As EWRS problems are typically plagued with the complexities of decision making (e.g., ill-defined or incompletely defined models due to unquantifiable issues) in public sector problems, the “optimal” solution alone may prove to be insufficient. In such cases, the model should be used to explore the decision space to identify “good” alternative solutions to support the decision-making process. The population-based search conducted in EC search methods provide a convenient framework to explore simultaneously for multiple solutions to the search problem. The EC research community has been investigating operators to find alternative niches in the decision space. While this offers a potential approach, it does not fully exploit the capabilities of EC-based methods to identify maximally different alternatives. Recent investigations by EWRS researchers have resulted in useful EC-based approaches to not only find the “optimal” solution to a modeled problem, but also to generate a few maximally different and near-optimal solutions.

In addition to numeric search capabilities offered by the EC-based methods, they also support specific approaches to conduct symbolic search. For example, genetic programming and evolutionary programming methods can operate on symbols to search for rules and model structures. These capabilities are beneficial in addressing EWRS problems that require empirical model induction, symbolic regression, data mining, or data-driven model development. Unlike other classes of search methods, EC-based methods incorporate operators to facilitate solutions to these challenges.
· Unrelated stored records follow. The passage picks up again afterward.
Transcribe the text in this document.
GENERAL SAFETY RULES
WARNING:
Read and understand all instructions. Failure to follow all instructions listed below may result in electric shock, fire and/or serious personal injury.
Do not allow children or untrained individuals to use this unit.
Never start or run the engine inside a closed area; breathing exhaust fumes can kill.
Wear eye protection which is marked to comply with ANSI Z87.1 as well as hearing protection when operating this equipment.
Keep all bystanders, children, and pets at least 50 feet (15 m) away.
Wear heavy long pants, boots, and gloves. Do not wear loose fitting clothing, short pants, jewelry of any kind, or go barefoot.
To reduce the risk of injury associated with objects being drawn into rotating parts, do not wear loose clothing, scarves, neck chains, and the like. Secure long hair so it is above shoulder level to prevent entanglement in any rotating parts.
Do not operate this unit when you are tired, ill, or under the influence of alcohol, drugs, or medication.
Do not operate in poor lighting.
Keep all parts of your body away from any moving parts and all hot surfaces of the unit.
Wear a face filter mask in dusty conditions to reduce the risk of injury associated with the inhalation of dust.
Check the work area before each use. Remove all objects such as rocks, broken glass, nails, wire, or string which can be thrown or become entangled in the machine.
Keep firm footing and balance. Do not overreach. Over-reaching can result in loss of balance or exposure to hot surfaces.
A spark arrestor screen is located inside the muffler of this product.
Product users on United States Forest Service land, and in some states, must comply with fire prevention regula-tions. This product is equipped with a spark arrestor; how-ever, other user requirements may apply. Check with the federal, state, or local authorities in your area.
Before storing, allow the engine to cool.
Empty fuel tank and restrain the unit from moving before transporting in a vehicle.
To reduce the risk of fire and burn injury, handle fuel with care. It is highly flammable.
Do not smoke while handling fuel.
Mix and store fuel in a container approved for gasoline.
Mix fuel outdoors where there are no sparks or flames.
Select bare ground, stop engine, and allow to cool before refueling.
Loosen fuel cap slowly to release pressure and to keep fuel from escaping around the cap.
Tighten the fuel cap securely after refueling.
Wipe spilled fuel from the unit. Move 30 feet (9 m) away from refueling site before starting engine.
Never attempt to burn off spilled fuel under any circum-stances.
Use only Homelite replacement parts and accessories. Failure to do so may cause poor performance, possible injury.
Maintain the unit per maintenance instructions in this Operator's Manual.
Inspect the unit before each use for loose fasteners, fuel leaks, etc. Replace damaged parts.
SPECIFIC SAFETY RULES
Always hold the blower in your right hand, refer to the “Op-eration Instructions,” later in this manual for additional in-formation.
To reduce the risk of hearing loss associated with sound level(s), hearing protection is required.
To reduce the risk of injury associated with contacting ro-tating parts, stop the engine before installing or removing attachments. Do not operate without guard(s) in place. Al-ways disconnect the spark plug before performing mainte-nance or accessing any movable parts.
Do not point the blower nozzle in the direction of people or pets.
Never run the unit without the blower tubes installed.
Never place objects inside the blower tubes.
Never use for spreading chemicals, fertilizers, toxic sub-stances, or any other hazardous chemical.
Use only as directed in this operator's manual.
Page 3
These symbolic search methods are part of a major arm of EC research community, and therefore offer an array methodological development that are readily beneficial to the EWRS community. While this is already reflected by the numerous examples of model induction, symbolic regression, rule induction, and function fitting applications in the EWRS literature, more development and advanced applications can be expected in this area.

As EC-based methods enable an inherently parallelizable algorithmic structure, they hold immediate promise for implementations that offer significant computational enhancements. Most realistic EWRS problems demand significant computational resources when represented in a directly coupled S–O framework. While existing studies in the EC community offer some potential approaches for parallel∕distributed implementations of EC-based search methods, they are still limited in scope when faced with complexities such as coarse-grained structure of the search, heterogeneity of processors and communication protocols in the computer network, multilevel parallelism, and synchronization, if any, of the search algorithm. Further, the increasing availability of the grid-computing environment on the Internet could not only support large-scale S–O applications in EWRS problems, but also make it feasible to solve them in reasonable execution times. While some research in this area is underway, more investigations and findings are expected to lead to contemporary parallel∕distributed EC-based methods that would better harness the available network of computational resources.

While rapid progress in integration of EC in EWRS has been made in the past decade as described and represented by the collection of papers in this special issue, the full potential is yet to be reaped. As the “young” field of evolutionary computation continues to grow and new contributions are realized in the EC community, the EWRS researchers could push the boundaries of analysis and solution of complex environmental and water resources planning and management problems by appropriately bridging the gap between these two disciplines. One could readily draw a parallel between this emerging opportunity for cross-fertilization and the interfacing of operations research and EWRS disciplines since the 1960s. Using that as a guideline, the EWRS researchers could anticipate what new areas would be important, and proactively influence and shape the direction of a beneficial integration of EC into EWRS. The good and exciting times are ahead of us!